STN Albums Of The Year 40-36

40 Meursault - Something For The Weakened
A shifted lineup brought a shifted sound on Meursault's third album, largely jettisoning the electronic undertow in favour of strings, a fully fleshed out band and the sort of post-Frightened Rabbit smoother crescendoing slow burn bombast. None of this has made Neil Pennycook any surface happier or any less likely to unleash his tectonic plate shifting bellow. There's always been an internal struggle between the spare folkishness and the epic, the real change this time is Pennycook's emotions being as laid bare as the voice to the greater extent, tenderised to the point of venting at the mistrustful world. It suits him.

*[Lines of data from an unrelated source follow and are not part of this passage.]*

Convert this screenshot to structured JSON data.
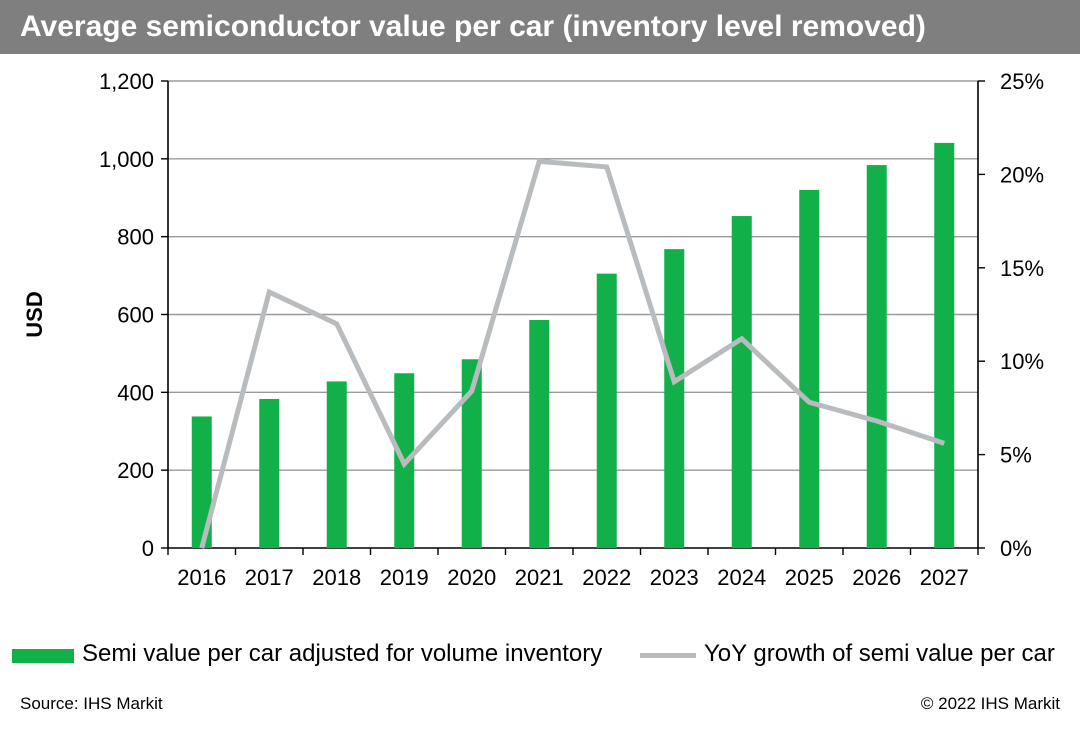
{
  "header": {
    "title": "Average semiconductor value per car (inventory level removed)"
  },
  "colors": {
    "bar": "#12b049",
    "line": "#b9bcbe",
    "grid": "#9a9a9a",
    "title_bg": "#7f7f7f"
  },
  "chart_data": {
    "type": "bar",
    "title": "Average semiconductor value per car (inventory level removed)",
    "xlabel": "",
    "ylabel": "USD",
    "categories": [
      "2016",
      "2017",
      "2018",
      "2019",
      "2020",
      "2021",
      "2022",
      "2023",
      "2024",
      "2025",
      "2026",
      "2027"
    ],
    "ylim": [
      0,
      1200
    ],
    "y_ticks": [
      0,
      200,
      400,
      600,
      800,
      1000,
      1200
    ],
    "y_tick_labels": [
      "0",
      "200",
      "400",
      "600",
      "800",
      "1,000",
      "1,200"
    ],
    "y2lim": [
      0,
      25
    ],
    "y2_ticks": [
      0,
      5,
      10,
      15,
      20,
      25
    ],
    "y2_tick_labels": [
      "0%",
      "5%",
      "10%",
      "15%",
      "20%",
      "25%"
    ],
    "grid": true,
    "series": [
      {
        "name": "Semi value per car adjusted for volume inventory",
        "type": "bar",
        "axis": "left",
        "values": [
          338,
          383,
          428,
          449,
          485,
          586,
          705,
          768,
          853,
          920,
          984,
          1041
        ]
      },
      {
        "name": "YoY growth of semi value per car",
        "type": "line",
        "axis": "right",
        "values": [
          0.0,
          13.7,
          12.0,
          4.5,
          8.4,
          20.7,
          20.4,
          8.9,
          11.2,
          7.8,
          6.8,
          5.6
        ]
      }
    ]
  },
  "footer": {
    "source": "Source: IHS Markit",
    "copyright": "© 2022 IHS Markit"
  }
}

[Amazon] [iTunes] [Spotify]



39 Dirty Projectors - Swing Lo Magellan
For the newbie David Longstreth and co's latest sonic exploratory fleet must have come across as a lot more approachable than the weird Afro-garde of yore, the melodies more linear and less likely to head off at wild tangents, the harmonies less exotic, the arrangement less packed. These songs still aren't strictly straightforward but they still feel like they're attempting to stretch beyond themselves, stretching out the imaginative interplay and the little effects round the edge like elastic. Nothing is done for no reason, just the reason is now usually because it pushes the song on to the limits of self-imposed boundaries.

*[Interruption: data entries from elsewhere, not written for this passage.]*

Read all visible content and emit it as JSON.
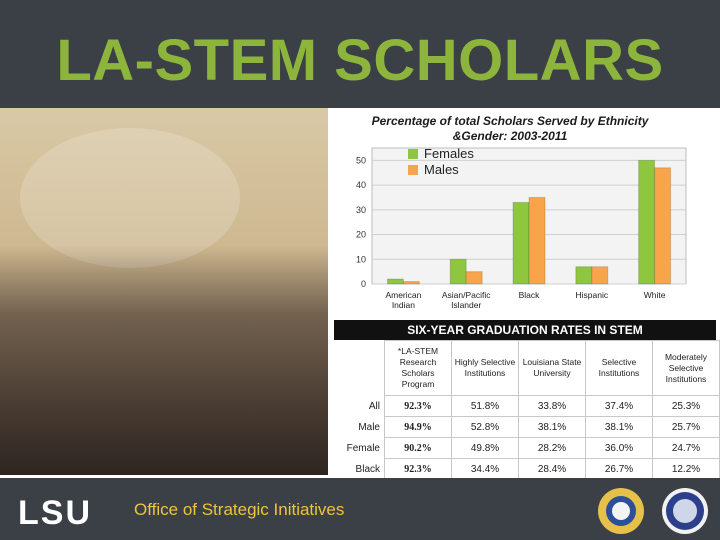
{
  "header": {
    "title": "LA-STEM SCHOLARS"
  },
  "chart_data": {
    "type": "bar",
    "title": "Percentage of total Scholars Served by Ethnicity &Gender: 2003-2011",
    "categories": [
      "American Indian",
      "Asian/Pacific Islander",
      "Black",
      "Hispanic",
      "White"
    ],
    "series": [
      {
        "name": "Females",
        "values": [
          2,
          10,
          33,
          7,
          50
        ]
      },
      {
        "name": "Males",
        "values": [
          1,
          5,
          35,
          7,
          47
        ]
      }
    ],
    "yticks": [
      0,
      10,
      20,
      30,
      40,
      50
    ],
    "ylim": [
      0,
      55
    ],
    "grid": true,
    "legend_position": "top-left",
    "colors": {
      "Females": "#8ec63f",
      "Males": "#f7a44a"
    }
  },
  "graduation_table": {
    "title": "SIX-YEAR GRADUATION RATES IN STEM",
    "columns": [
      "*LA-STEM Research Scholars Program",
      "Highly Selective Institutions",
      "Louisiana State University",
      "Selective Institutions",
      "Moderately Selective Institutions"
    ],
    "rows": [
      {
        "label": "All",
        "values": [
          "92.3%",
          "51.8%",
          "33.8%",
          "37.4%",
          "25.3%"
        ]
      },
      {
        "label": "Male",
        "values": [
          "94.9%",
          "52.8%",
          "38.1%",
          "38.1%",
          "25.7%"
        ]
      },
      {
        "label": "Female",
        "values": [
          "90.2%",
          "49.8%",
          "28.2%",
          "36.0%",
          "24.7%"
        ]
      },
      {
        "label": "Black",
        "values": [
          "92.3%",
          "34.4%",
          "28.4%",
          "26.7%",
          "12.2%"
        ]
      }
    ]
  },
  "footer": {
    "logo_text": "LSU",
    "office_text": "Office of Strategic Initiatives",
    "seal_left_icon": "nsf-seal-icon",
    "seal_right_icon": "board-seal-icon"
  }
}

[Amazon] [iTunes] [Spotify]



38 Jens Lekman - I Know What Love Isn't
Having shipped out to Australia only to have his heart broken, Lekman came back to strip himself of the faux-radio-friendly misfit placed upon him and deal in something more emotionally raw and direct while still making a smooth job of the production, now largely piano-led and shorn of samples. It's an album not of guilt or revenge but of remembering the little details even as he tries to wash the imprint off himself. Maybe we miss the light ranconteur Lekman, but his willingness to express former love without making the listener feel dirty, and ultimately keep a sense of perspective, keeps his uber-particular songwriting touch alive.

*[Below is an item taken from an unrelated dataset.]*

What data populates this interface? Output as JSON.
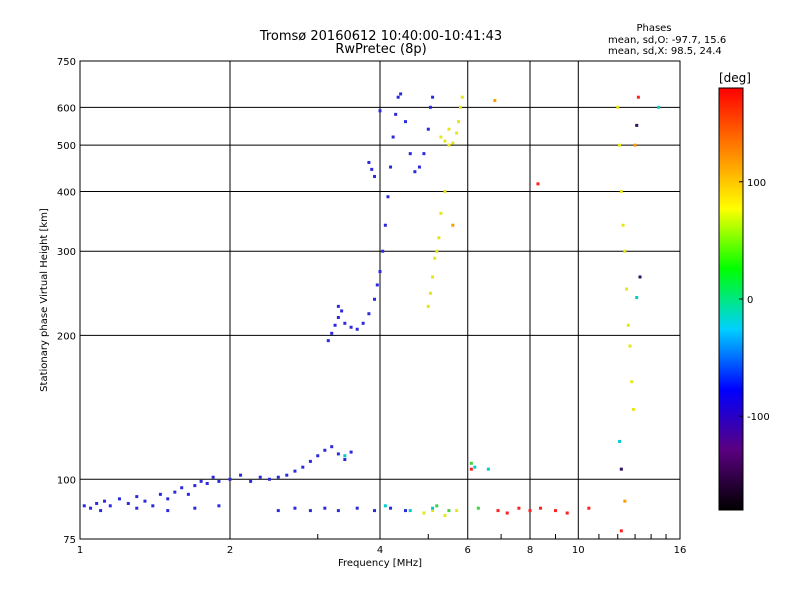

[Amazon] [iTunes] [Spotify]



37 Ghosting Season - The Very Last Of The Saints
The Manchester duo, once worriedaboutsatan, start their sort-of-debut with a track called Ghost Drift, which is nearly there by itself. This is ambient texturalisation built on metronomic, insistent pulses, disquieting samples and much the same late night rainy bus window vista dubstep was originally known for. Not that this is a bassy medium, instead sketching out horizons extending out far beyond them, music that might have once been found coming out of club speakers but somehow got detached and solidified their unsteady, jittery electronic waves into curious shapes. As these great textural eddies continue to coast in, the devil is in the detail.

[Amazon] [iTunes] [Spotify]



36 Golden Fable - Star Map
The North Wales duo's debut did a better job than most who've ever tried it of bridging the gap between skittering, glitchy electronics and delicate folk melodies. It helps that Rebecca Palin has the sort of crystalline voice that helps the songs head towards the airy stratosphere, a la Liz Fraser, complemented by the sort of gorgeously realised glacial textures it deserves. Not that it's all post-rock textural - a few tracks betray the influence of New Order and Broadcast, but at the same time most could easily be stripped back into acoustic laments. A dreamlike mastery of an often elusive form.